See, isn’t this nice? I’m learning a lot about him; and about the ways in which talking about one’s library can actually sound like an aristocratic detachment. My final response was:
Ah! This is the problem with having a multiple-user household. My boyfriend can order stuff and it will turn up on my computer; similarly, the computer will decide that we collectively want something based on each others’ histories; if you click “go,” sometimes the time difference will result in something weird turning up on the wrong computer. I kind of encourage this; I like to be surprised. Please accept this download of an album the Los Angeles Master Chorale made of my choral music; with the exception of the Whitman settings, they are all sacred and were written for a variety of churches in the US and the UK. I hope you enjoy them; they are very, very old-fashioned, and despite the digital delivery, I hope, to your liking. Link below. Best, Nico
So, let’s hope I’ve made a new friend and a convert to my detached (but engaged, once the delivery is over) way of getting music! After all, he gets a free CD for having been mean on the internet!
Things I love:
The genius music-cake that somebody at the genius Brooklyn Youth Chorus made for our reception:
I live for this chorus. I cannot tell you how great they did at this show we did last week. I wrote music for them, as did Bryce, Sam, and Bishi. Major, memorized, epic effort from them and their conductor, Dianne Berkun, as well as from our whole team, and sound dudes (what’s up Dan Bora & Paul Corley) and Beth Morrison and St. Ann’s. This was the epitome of the worthwhile stressful project. Putting it together was one of these insane things that you think can never work and somehow…it happened.

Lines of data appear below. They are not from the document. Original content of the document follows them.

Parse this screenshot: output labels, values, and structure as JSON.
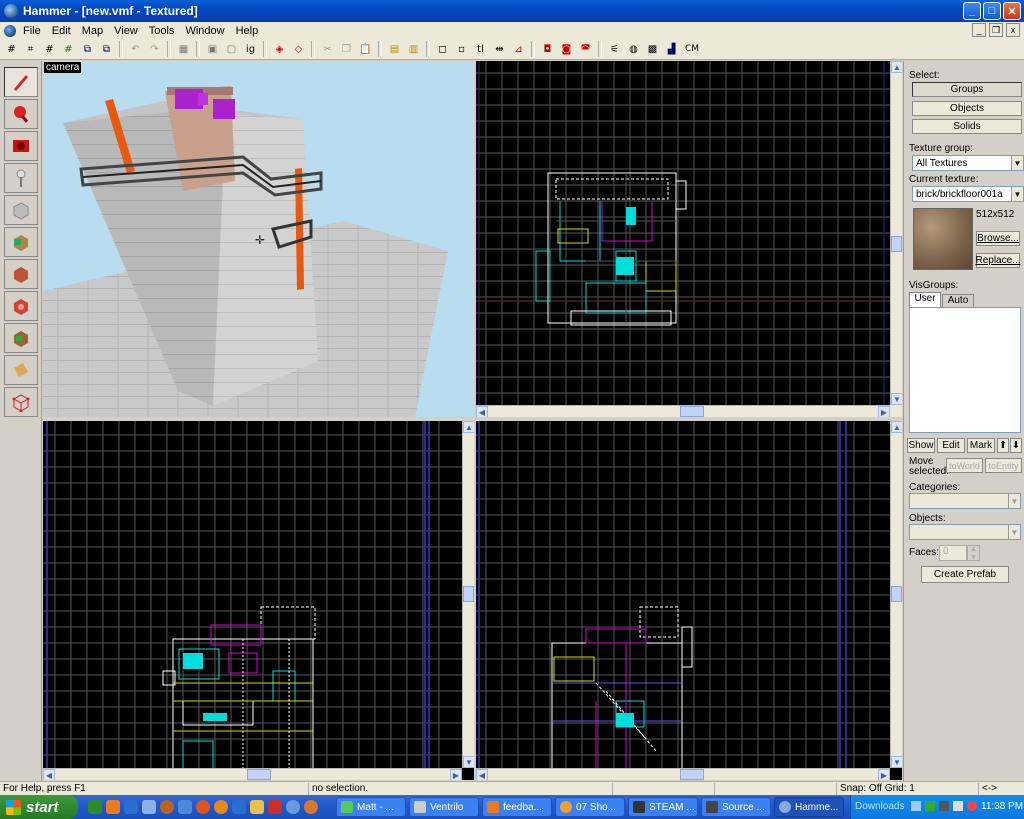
{
  "window": {
    "title": "Hammer - [new.vmf - Textured]",
    "min": "_",
    "max": "□",
    "close": "✕"
  },
  "menu": [
    "File",
    "Edit",
    "Map",
    "View",
    "Tools",
    "Window",
    "Help"
  ],
  "toolbar": {
    "cm_label": "CM"
  },
  "viewports": {
    "camera_label": "camera"
  },
  "panel": {
    "select_label": "Select:",
    "groups": "Groups",
    "objects": "Objects",
    "solids": "Solids",
    "texture_group_label": "Texture group:",
    "texture_group_value": "All Textures",
    "current_texture_label": "Current texture:",
    "current_texture_value": "brick/brickfloor001a",
    "texture_size": "512x512",
    "browse": "Browse...",
    "replace": "Replace...",
    "visgroups_label": "VisGroups:",
    "tab_user": "User",
    "tab_auto": "Auto",
    "show": "Show",
    "edit": "Edit",
    "mark": "Mark",
    "up": "⬆",
    "down": "⬇",
    "move_selected": "Move selected:",
    "to_world": "toWorld",
    "to_entity": "toEntity",
    "categories_label": "Categories:",
    "objects_label": "Objects:",
    "faces_label": "Faces:",
    "faces_value": "0",
    "create_prefab": "Create Prefab"
  },
  "status": {
    "help": "For Help, press F1",
    "selection": "no selection.",
    "snap": "Snap: Off Grid: 1",
    "extra": "<->"
  },
  "taskbar": {
    "start": "start",
    "tasks": [
      "Matt - ...",
      "Ventrilo",
      "feedba...",
      "07 Sho...",
      "STEAM ...",
      "Source ...",
      "Hamme..."
    ],
    "downloads": "Downloads",
    "clock": "11:38 PM"
  },
  "colors": {
    "titlebar": "#0047c0",
    "viewport_bg": "#000000",
    "grid": "#5a5a5a",
    "brush_white": "#ffffff",
    "brush_cyan": "#00e5e5",
    "brush_magenta": "#e600e6",
    "brush_yellow": "#e5e500",
    "sky": "#b8dcf0"
  },
  "icons": [
    "selection-tool-icon",
    "magnify-tool-icon",
    "camera-tool-icon",
    "entity-tool-icon",
    "block-tool-icon",
    "texture-application-icon",
    "apply-texture-icon",
    "decal-icon",
    "overlay-icon",
    "clipping-tool-icon",
    "vertex-tool-icon"
  ]
}
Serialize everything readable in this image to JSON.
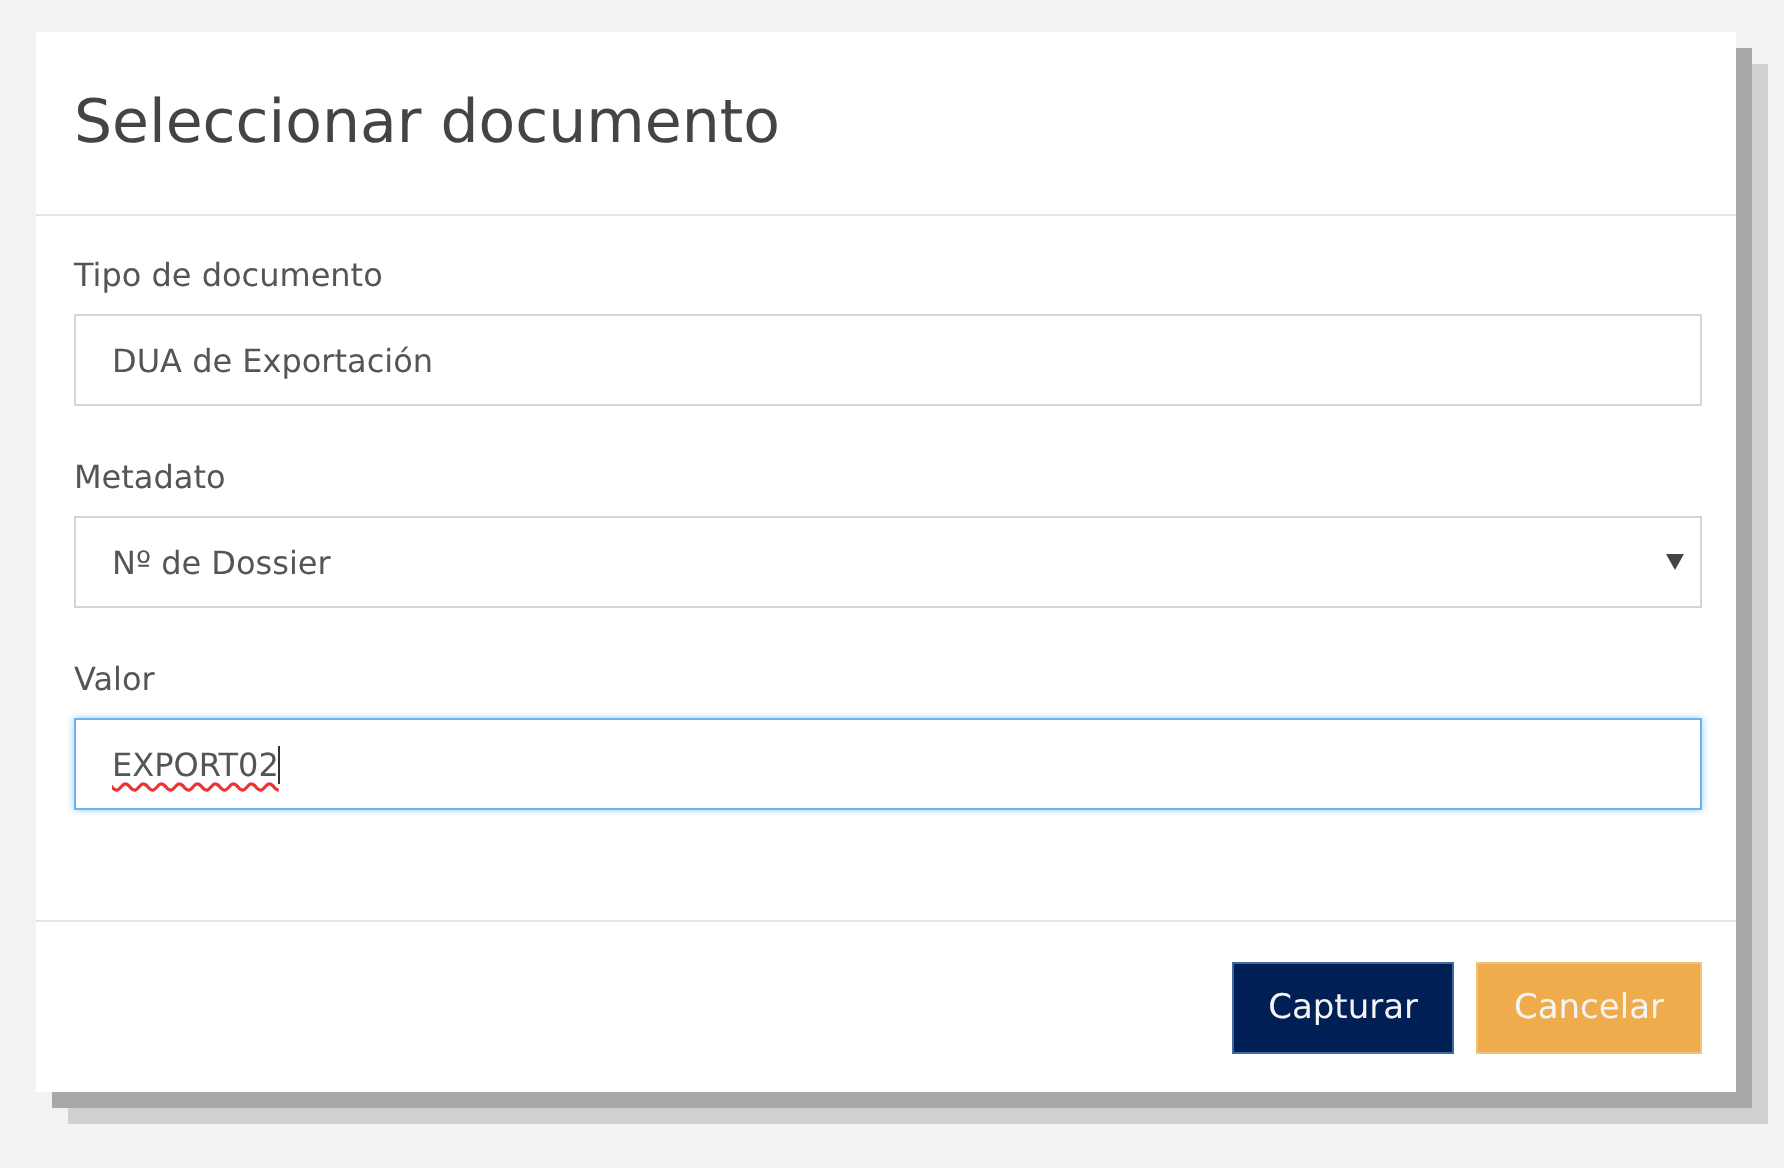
{
  "dialog": {
    "title": "Seleccionar documento"
  },
  "fields": [
    {
      "kind": "text",
      "label": "Tipo de documento",
      "value": "DUA de Exportación",
      "focused": false
    },
    {
      "kind": "select",
      "label": "Metadato",
      "value": "Nº de Dossier",
      "focused": false
    },
    {
      "kind": "text",
      "label": "Valor",
      "value": "EXPORT02",
      "focused": true
    }
  ],
  "buttons": [
    {
      "kind": "primary",
      "label": "Capturar"
    },
    {
      "kind": "warning",
      "label": "Cancelar"
    }
  ]
}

I also like that I’m up at 6 AM, still up from the night before, really, editing these string parts for Dark Sisters, (I know, I know, we are fixing the website), and the morning’s early-birdies are starting to cheep at me both digitally and actually! Good morning, Mr. New York Times Delivery Person; Bonjour, Mme. Hopping Bird on the Balcony; Ça fait longtemps, Scott Rudin’s office! I love this time of day.